I have been wearing this for the past 3 days and I have to say it really isn't my scent. What can I say I'm a floral girl at heart. Even though Miss Dior Chérie contains several floral notes, I find it leans too fruity. I find Miss Dior Chérie reminiscent of Viktor&Rolf's flower bomb, which I'm tempted to buy solely for the purpose of adding the bottle to my collection, except I find flower bomb too sweet for my taste. The whole time I was wearing Miss Dior Chérie, I felt too old for this scent, I personally find this scent much more suited for a teenybopper.
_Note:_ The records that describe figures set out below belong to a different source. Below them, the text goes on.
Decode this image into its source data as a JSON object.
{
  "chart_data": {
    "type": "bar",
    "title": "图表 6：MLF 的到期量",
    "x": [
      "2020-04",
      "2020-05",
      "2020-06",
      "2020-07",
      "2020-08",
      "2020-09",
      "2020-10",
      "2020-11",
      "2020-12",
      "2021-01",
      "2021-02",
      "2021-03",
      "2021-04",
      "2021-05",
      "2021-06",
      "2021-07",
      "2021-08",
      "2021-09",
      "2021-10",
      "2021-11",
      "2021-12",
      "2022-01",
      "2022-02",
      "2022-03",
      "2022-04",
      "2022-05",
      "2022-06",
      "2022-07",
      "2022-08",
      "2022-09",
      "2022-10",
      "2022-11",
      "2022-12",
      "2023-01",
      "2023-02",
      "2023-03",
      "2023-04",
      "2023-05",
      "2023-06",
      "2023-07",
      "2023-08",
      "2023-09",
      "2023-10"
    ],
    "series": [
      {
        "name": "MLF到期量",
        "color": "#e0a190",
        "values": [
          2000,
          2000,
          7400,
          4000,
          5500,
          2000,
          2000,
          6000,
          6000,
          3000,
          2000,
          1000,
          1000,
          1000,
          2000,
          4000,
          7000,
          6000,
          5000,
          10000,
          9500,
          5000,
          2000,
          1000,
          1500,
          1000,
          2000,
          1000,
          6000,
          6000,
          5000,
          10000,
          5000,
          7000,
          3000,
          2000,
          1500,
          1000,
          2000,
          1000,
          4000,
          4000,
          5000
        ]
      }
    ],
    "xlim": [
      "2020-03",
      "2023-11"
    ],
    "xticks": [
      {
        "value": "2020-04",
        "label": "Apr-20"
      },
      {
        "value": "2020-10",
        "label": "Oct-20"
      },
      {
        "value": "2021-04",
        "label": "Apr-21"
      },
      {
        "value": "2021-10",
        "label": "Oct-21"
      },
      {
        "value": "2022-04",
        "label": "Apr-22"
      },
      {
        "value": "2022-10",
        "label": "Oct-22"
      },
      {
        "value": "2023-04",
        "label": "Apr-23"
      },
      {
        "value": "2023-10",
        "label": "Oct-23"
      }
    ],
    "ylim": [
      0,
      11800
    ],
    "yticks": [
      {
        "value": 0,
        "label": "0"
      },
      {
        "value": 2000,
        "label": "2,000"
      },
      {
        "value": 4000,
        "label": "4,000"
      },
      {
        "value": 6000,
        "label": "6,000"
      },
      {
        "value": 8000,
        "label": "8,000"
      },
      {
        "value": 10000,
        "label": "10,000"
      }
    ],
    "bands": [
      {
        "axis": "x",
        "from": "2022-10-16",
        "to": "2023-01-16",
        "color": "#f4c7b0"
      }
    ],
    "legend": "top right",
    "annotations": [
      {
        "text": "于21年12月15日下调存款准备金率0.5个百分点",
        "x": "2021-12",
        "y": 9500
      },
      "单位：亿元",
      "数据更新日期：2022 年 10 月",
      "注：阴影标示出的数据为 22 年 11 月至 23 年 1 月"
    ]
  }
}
That being said I would definitely recommend it for my sister Lily, she tends to like the more fruity and sweeter scents.
Side note: I highly recommend reading Deluxe, how luxury lost its luster by Dana Thomas. Not only does this book provide a look into the world of luxury products but it also captures the evolution of luxury products ( when I finished reading it, my whole perception on luxury products has changed. Let's just say I better starting saving my pennies for a Hermes bag, since Hermes seems to be the only luxury brand left by definition). Deluxe, contains a chapter about perfumes. The description of how Chanel No. 5 is made, also most makes me run to the nearest Chanel counter and purchase a bottle. The only problem: I really don't like the scent. I also would die to visit Le Petit Capmadieu (one of the last major flower farms in Grasse) where the Centifolia rose and Jasmine are grown primarily for Chanel.